I love teaching. There are parts of it I know I do well. There are other parts I know I don’t do so well, sometimes due to lack of time – time to read, think, process, discuss, experiment, grow, pay attention, check out new scholarship. Other lacks that frustrate me at times are lacks in financial resources and decent technology. There are other parts I know I don’t do so well because I just don’t do them well. I don’t know if I could ever develop certain skills as a teacher because I’m not sure I am gifted in certain areas. Like most teachers (I guess?) I try to build on my strengths.

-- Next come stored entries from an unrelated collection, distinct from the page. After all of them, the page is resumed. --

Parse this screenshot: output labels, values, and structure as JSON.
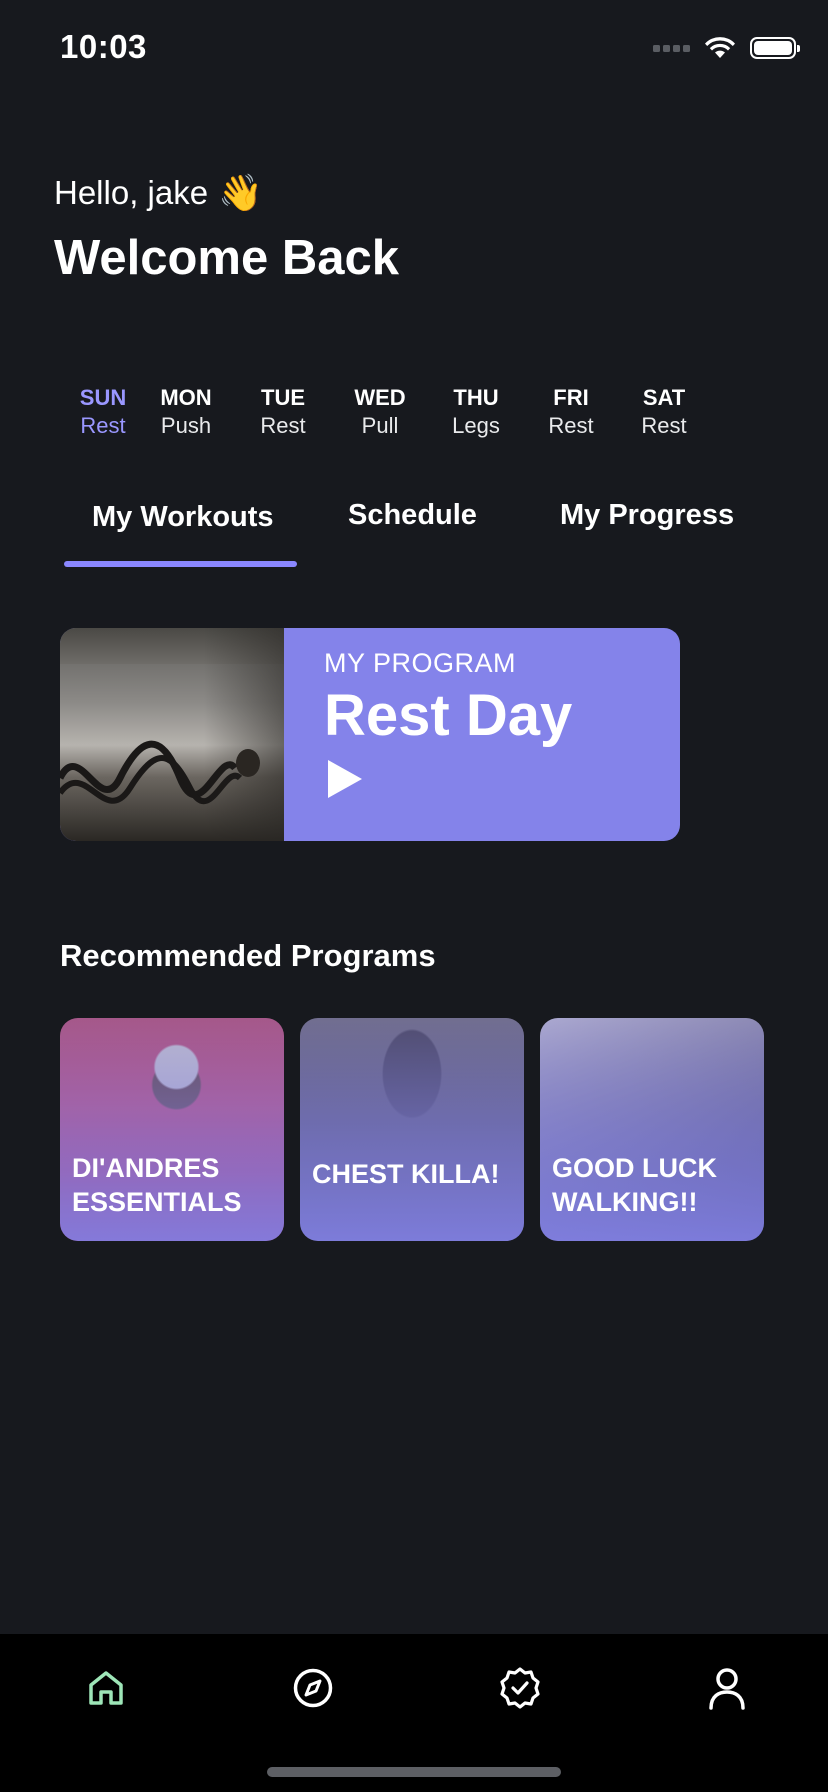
{
  "status_bar": {
    "time": "10:03"
  },
  "header": {
    "greeting": "Hello, jake",
    "greeting_emoji": "👋",
    "title": "Welcome Back"
  },
  "week": [
    {
      "day": "SUN",
      "workout": "Rest",
      "active": true
    },
    {
      "day": "MON",
      "workout": "Push",
      "active": false
    },
    {
      "day": "TUE",
      "workout": "Rest",
      "active": false
    },
    {
      "day": "WED",
      "workout": "Pull",
      "active": false
    },
    {
      "day": "THU",
      "workout": "Legs",
      "active": false
    },
    {
      "day": "FRI",
      "workout": "Rest",
      "active": false
    },
    {
      "day": "SAT",
      "workout": "Rest",
      "active": false
    }
  ],
  "tabs": [
    {
      "label": "My Workouts",
      "active": true
    },
    {
      "label": "Schedule",
      "active": false
    },
    {
      "label": "My Progress",
      "active": false
    }
  ],
  "program": {
    "label": "MY PROGRAM",
    "title": "Rest Day"
  },
  "recommended": {
    "title": "Recommended Programs",
    "items": [
      {
        "label": "DI'ANDRES ESSENTIALS"
      },
      {
        "label": "CHEST KILLA!"
      },
      {
        "label": "GOOD LUCK WALKING!!"
      }
    ]
  },
  "nav": [
    {
      "icon": "home-icon",
      "active": true
    },
    {
      "icon": "compass-icon",
      "active": false
    },
    {
      "icon": "badge-check-icon",
      "active": false
    },
    {
      "icon": "user-icon",
      "active": false
    }
  ],
  "colors": {
    "background": "#17191e",
    "accent": "#8483ea",
    "active_day": "#9a97ff",
    "nav_active": "#9ee6b8"
  }
}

But there are times when I am called upon for a teaching project when I find myself standing in front of it, feeling so unsure if I am adequate to the task, and not always knowing if it’s just me being tired and overwhelmed and lacking confidence, or me coming up against a real wall because I just don’t have the brain and the gifts needed to go any further. This is not intended to be some sort of false humility, by the way. I’m serious about the fact that I sometimes feel very limited as a scholar and teacher, especially when it comes to my work in formal academia.
I don’t mean to be navel gazing. It might sound like that’s what I’m doing, but I honestly wrestle with this question, which becomes a question of practical import when I’m trying to decide which projects to take on and how to approach them. It may not be popular to talk about limitations, but I sometimes need to face the fact that I have them – both tangible and intangible ones. I don’t like the fact that lack of confidence is sometimes part and parcel of the limitations I face, but I suspect it often is. Trying to detangle all that is difficult. Sometimes I retreat and sometimes I take the plunge; sometimes I serve my students better than others.
Grateful for opportunities, but I do confess sometimes I wish I could put my energies into one or two places, at most, and really dig in wholeheartedly and deepen in those places. Given the current season of our lives and our family's needs, I don't think that's going to happen any time soon, which means I need to keep on learning to do as well as I can putting together the myriad small pieces that make up the mosaic of my working and creative life. And being as faithful as I can to do them well, even when I can't give some of them the attention they deserve.